Further data from China shows that retail sales increased by 34 percent from last year, fixed-asset investments grew by 26 percent in urban areas, and industrial production increased by more than 24 percent. The massive growth in China will contribute to economic recovery around the rest of East Asia and the Pacific.

The strong economic data from China is joined by data from the United States showing similar, albeit less drastic, improvements in the economy. Retail sales in the United States increased to a record-high of 9.8 percent in March, and the economy is set to grow by around six percent by the end of the year. Additionally, unemployment claims fell to their lowest rate since last March, and areas of the economy like entertainment and travel are beginning to make a slow, steady recovery that should continue through the summer.

Despite the strong showings from China and the United States, some economic analysts believe that the rapid growth as part of the recovery from Covid-19 is nearing an end.

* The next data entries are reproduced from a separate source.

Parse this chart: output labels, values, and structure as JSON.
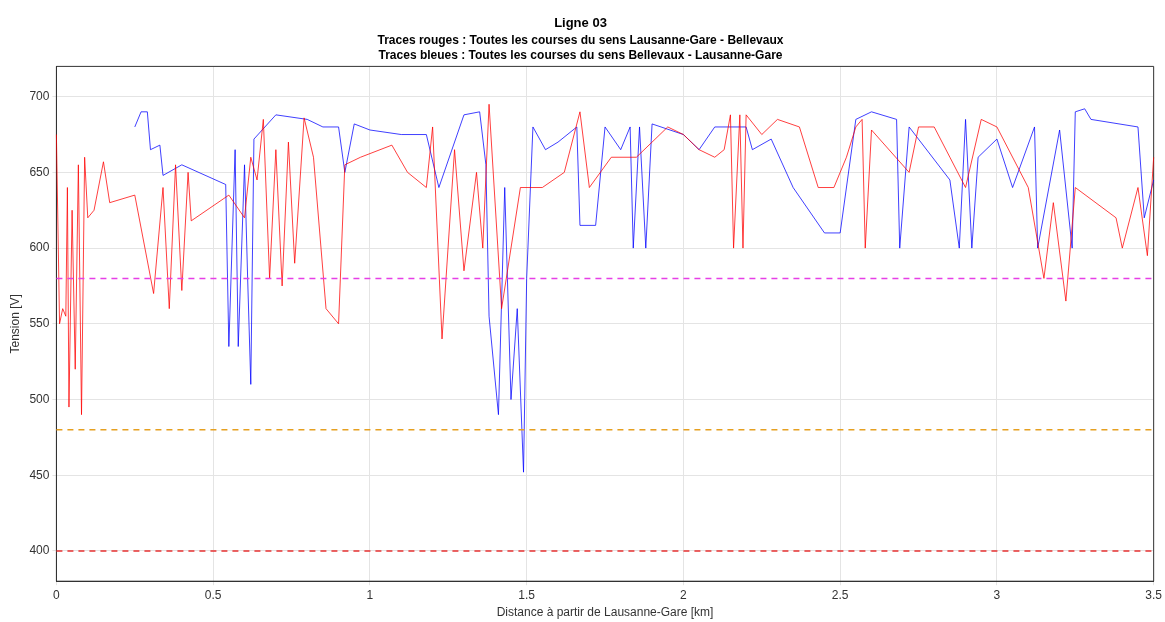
{
  "chart_data": {
    "type": "line",
    "title": "Ligne 03",
    "subtitle": "Traces rouges : Toutes les courses du sens Lausanne-Gare - Bellevaux\nTraces bleues : Toutes les courses du sens Bellevaux - Lausanne-Gare",
    "xlabel": "Distance à partir de Lausanne-Gare [km]",
    "ylabel": "Tension [V]",
    "xlim": [
      0,
      3.5
    ],
    "xticks": [
      0,
      0.5,
      1,
      1.5,
      2,
      2.5,
      3,
      3.5
    ],
    "ylim": [
      380,
      720
    ],
    "yticks": [
      400,
      450,
      500,
      550,
      600,
      650,
      700
    ],
    "grid": true,
    "legend": false,
    "marker": "none",
    "line_style": "solid",
    "series": [
      {
        "color": "#ff0000",
        "x": [
          0,
          0.01,
          0.02,
          0.03,
          0.035,
          0.04,
          0.05,
          0.06,
          0.07,
          0.08,
          0.09,
          0.1,
          0.12,
          0.15,
          0.17,
          0.25,
          0.31,
          0.34,
          0.36,
          0.38,
          0.4,
          0.42,
          0.43,
          0.55,
          0.6,
          0.62,
          0.64,
          0.66,
          0.68,
          0.7,
          0.72,
          0.74,
          0.76,
          0.79,
          0.82,
          0.86,
          0.9,
          0.92,
          0.97,
          1.07,
          1.12,
          1.18,
          1.2,
          1.23,
          1.27,
          1.3,
          1.34,
          1.36,
          1.38,
          1.42,
          1.45,
          1.48,
          1.55,
          1.62,
          1.67,
          1.7,
          1.77,
          1.85,
          1.95,
          2.0,
          2.05,
          2.1,
          2.13,
          2.15,
          2.16,
          2.18,
          2.19,
          2.2,
          2.25,
          2.3,
          2.37,
          2.43,
          2.48,
          2.52,
          2.55,
          2.57,
          2.58,
          2.6,
          2.72,
          2.75,
          2.8,
          2.85,
          2.9,
          2.95,
          3.0,
          3.1,
          3.15,
          3.18,
          3.22,
          3.25,
          3.38,
          3.4,
          3.45,
          3.48,
          3.5
        ],
        "values": [
          675,
          550,
          560,
          555,
          640,
          495,
          625,
          520,
          655,
          490,
          660,
          620,
          625,
          657,
          630,
          635,
          570,
          640,
          560,
          655,
          572,
          650,
          618,
          635,
          620,
          660,
          645,
          685,
          580,
          665,
          575,
          670,
          590,
          686,
          660,
          560,
          550,
          655,
          660,
          668,
          650,
          640,
          680,
          540,
          665,
          585,
          650,
          600,
          695,
          560,
          600,
          640,
          640,
          650,
          690,
          640,
          660,
          660,
          680,
          675,
          665,
          660,
          665,
          688,
          600,
          688,
          600,
          688,
          675,
          685,
          680,
          640,
          640,
          660,
          680,
          685,
          600,
          678,
          650,
          680,
          680,
          660,
          640,
          685,
          680,
          640,
          580,
          630,
          565,
          640,
          620,
          600,
          640,
          595,
          660
        ]
      },
      {
        "color": "#0000ff",
        "x": [
          0.25,
          0.27,
          0.29,
          0.3,
          0.33,
          0.34,
          0.4,
          0.54,
          0.55,
          0.57,
          0.58,
          0.6,
          0.61,
          0.62,
          0.63,
          0.7,
          0.8,
          0.85,
          0.9,
          0.92,
          0.95,
          1.0,
          1.1,
          1.18,
          1.22,
          1.3,
          1.35,
          1.37,
          1.38,
          1.41,
          1.43,
          1.45,
          1.47,
          1.49,
          1.5,
          1.52,
          1.56,
          1.6,
          1.66,
          1.67,
          1.72,
          1.75,
          1.8,
          1.83,
          1.84,
          1.86,
          1.88,
          1.9,
          2.0,
          2.05,
          2.1,
          2.2,
          2.22,
          2.28,
          2.35,
          2.45,
          2.5,
          2.55,
          2.6,
          2.68,
          2.69,
          2.72,
          2.85,
          2.88,
          2.9,
          2.92,
          2.94,
          3.0,
          3.05,
          3.12,
          3.13,
          3.2,
          3.24,
          3.25,
          3.28,
          3.3,
          3.45,
          3.47,
          3.5
        ],
        "values": [
          680,
          690,
          690,
          665,
          668,
          648,
          655,
          642,
          535,
          665,
          535,
          655,
          580,
          510,
          672,
          688,
          685,
          680,
          680,
          650,
          682,
          678,
          675,
          675,
          640,
          688,
          690,
          655,
          555,
          490,
          640,
          500,
          560,
          452,
          580,
          680,
          665,
          670,
          680,
          615,
          615,
          680,
          665,
          680,
          600,
          680,
          600,
          682,
          675,
          665,
          680,
          680,
          665,
          672,
          640,
          610,
          610,
          685,
          690,
          685,
          600,
          680,
          645,
          600,
          685,
          600,
          660,
          672,
          640,
          680,
          600,
          678,
          600,
          690,
          692,
          685,
          680,
          620,
          645
        ]
      }
    ],
    "ref_lines": [
      {
        "axis": "y",
        "value": 580,
        "color": "#e63fe6",
        "line_style": "dashed"
      },
      {
        "axis": "y",
        "value": 480,
        "color": "#e6a020",
        "line_style": "dashed"
      },
      {
        "axis": "y",
        "value": 400,
        "color": "#e63232",
        "line_style": "dashed"
      }
    ]
  }
}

The Chinese economy only grew by .6 percent compared to the last quarter for 2020 — the slowest rate since the beginning of the pandemic, which saw a severe decline of 9.7 percent from the previous quarter. It is also important to note that the massive 18.3 percent increase is only so high because of the low base numbers from last year that make up part of the reported data. As time moves on and the data falls out of circulation, it will be easier to have a clear picture of the exact strength of the economic recovery from Covid-19.

As momentum from the recovery declines, and as initial surges in the economy slow down as recovery brings economies closer to their pre-pandemic levels, it is likely that economic growth will slow and return to a more typical pace. Many of the high numbers being reported by countries like the United States and China are based on numbers from last year and therefore offer an inflated picture of the actual pace of economic growth during the recovery.